Eppure, ben poche volte mi ha seccato così tanto partire.

Ho sempre amato partire, il frizzante sapore della partenza, l’ignoto che sta in ogni viaggio. Il treno di notte poi è per me un luogo magico. Il puzzo del treno, della ferrovia, metallico, il to’to’ttoto’ dei binari, l’essere un po’ sbatacchiati e cullati assieme.
L’intimità coatta, gente che non hai mai visto che scoreggia, si sveglia disfatta. Gli incontri improbabili, la solidarietà di chi non dorme e popola i corridoi. Le pecore nere, quelli che russano, puzzano, piangono. Quelli che hanno un sacco di bagagli.

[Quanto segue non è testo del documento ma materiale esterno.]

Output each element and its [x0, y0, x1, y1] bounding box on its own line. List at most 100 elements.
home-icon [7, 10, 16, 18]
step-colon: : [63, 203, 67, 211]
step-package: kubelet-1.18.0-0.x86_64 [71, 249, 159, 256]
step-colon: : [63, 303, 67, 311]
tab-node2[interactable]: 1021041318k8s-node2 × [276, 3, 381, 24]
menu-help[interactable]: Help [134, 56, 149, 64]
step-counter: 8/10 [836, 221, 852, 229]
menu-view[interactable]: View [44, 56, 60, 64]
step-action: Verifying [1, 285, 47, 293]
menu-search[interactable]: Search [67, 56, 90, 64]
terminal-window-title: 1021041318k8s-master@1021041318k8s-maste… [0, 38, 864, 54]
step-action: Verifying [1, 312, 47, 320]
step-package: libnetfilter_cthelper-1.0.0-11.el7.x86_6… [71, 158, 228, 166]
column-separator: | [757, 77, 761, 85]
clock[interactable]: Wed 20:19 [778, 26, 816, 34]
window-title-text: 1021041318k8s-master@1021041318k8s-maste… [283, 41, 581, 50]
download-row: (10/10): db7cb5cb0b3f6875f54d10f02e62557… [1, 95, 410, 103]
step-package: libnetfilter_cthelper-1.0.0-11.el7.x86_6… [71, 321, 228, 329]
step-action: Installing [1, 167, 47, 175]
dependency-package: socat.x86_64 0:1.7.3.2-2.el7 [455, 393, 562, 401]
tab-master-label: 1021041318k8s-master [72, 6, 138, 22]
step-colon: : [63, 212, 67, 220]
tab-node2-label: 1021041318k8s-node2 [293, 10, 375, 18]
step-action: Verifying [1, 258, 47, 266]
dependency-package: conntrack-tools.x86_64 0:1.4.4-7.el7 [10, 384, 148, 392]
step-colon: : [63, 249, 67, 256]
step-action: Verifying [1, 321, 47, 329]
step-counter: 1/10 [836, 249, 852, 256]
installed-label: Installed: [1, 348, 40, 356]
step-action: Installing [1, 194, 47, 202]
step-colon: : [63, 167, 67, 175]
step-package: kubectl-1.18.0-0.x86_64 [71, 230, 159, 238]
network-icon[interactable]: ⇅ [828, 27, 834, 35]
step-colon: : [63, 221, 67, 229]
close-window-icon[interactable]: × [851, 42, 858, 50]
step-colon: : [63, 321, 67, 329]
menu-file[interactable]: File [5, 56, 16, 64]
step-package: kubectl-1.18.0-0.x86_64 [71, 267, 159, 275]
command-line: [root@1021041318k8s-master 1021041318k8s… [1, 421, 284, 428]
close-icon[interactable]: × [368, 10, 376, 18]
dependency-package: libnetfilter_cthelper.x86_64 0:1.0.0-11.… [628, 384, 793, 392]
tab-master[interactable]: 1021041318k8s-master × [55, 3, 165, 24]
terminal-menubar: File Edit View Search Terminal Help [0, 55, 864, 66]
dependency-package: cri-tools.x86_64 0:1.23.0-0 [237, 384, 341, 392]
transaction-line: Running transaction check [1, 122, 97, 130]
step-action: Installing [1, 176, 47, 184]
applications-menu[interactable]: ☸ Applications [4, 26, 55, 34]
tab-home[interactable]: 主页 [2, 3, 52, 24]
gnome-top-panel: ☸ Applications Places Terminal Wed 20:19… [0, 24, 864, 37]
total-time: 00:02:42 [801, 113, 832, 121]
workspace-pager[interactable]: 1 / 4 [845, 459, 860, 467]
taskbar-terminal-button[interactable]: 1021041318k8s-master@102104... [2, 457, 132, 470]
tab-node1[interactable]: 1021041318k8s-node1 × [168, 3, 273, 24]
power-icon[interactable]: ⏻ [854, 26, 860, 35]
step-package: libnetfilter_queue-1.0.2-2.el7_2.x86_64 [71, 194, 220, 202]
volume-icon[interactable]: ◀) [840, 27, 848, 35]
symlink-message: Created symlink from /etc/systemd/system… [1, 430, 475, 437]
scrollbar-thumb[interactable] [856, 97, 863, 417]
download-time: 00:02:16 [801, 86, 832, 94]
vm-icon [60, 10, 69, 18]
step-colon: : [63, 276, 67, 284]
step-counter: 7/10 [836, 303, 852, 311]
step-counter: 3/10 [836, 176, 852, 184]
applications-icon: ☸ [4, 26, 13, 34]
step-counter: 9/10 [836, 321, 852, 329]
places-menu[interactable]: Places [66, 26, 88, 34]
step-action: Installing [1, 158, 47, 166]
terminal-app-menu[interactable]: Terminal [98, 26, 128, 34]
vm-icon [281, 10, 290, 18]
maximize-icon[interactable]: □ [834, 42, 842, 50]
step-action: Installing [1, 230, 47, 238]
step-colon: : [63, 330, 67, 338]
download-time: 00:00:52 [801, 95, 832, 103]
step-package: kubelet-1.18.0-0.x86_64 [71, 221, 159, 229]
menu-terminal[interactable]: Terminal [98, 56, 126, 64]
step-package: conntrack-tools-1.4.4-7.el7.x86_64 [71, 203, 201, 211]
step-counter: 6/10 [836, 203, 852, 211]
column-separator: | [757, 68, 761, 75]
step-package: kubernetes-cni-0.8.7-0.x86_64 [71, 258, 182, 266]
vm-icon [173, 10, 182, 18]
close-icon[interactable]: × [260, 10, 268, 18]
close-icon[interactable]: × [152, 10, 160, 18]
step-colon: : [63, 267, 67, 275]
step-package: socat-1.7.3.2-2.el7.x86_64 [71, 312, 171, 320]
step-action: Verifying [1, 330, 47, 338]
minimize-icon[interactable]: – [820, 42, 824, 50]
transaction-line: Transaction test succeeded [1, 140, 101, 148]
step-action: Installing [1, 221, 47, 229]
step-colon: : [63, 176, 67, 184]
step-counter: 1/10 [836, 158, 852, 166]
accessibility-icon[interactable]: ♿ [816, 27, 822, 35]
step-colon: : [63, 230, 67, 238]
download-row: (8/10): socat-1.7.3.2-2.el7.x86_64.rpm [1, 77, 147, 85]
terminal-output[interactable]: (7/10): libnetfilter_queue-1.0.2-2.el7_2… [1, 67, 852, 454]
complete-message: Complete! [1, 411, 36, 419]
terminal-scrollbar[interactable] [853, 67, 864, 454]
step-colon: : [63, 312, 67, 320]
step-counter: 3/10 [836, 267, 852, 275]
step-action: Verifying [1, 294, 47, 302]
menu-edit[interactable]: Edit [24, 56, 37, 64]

Le città che passano, le luci, i passaggi a livello.
La bestia nera d’ogni viaggio in treno, la scolaresca, peggio se americana – che bevono.
I controllori, che vegliano tutta la notte, e alla fine fanno da genitori a tutti i passeggeri.
Il treno di notte è una meraviglia.
Ma lo stesso mi girano i coglioni, ho un po’ di magone, di malinconia.

Sarà che lascio Peppotto e la Molino, e dove loro sono, ormai, casa mia sta.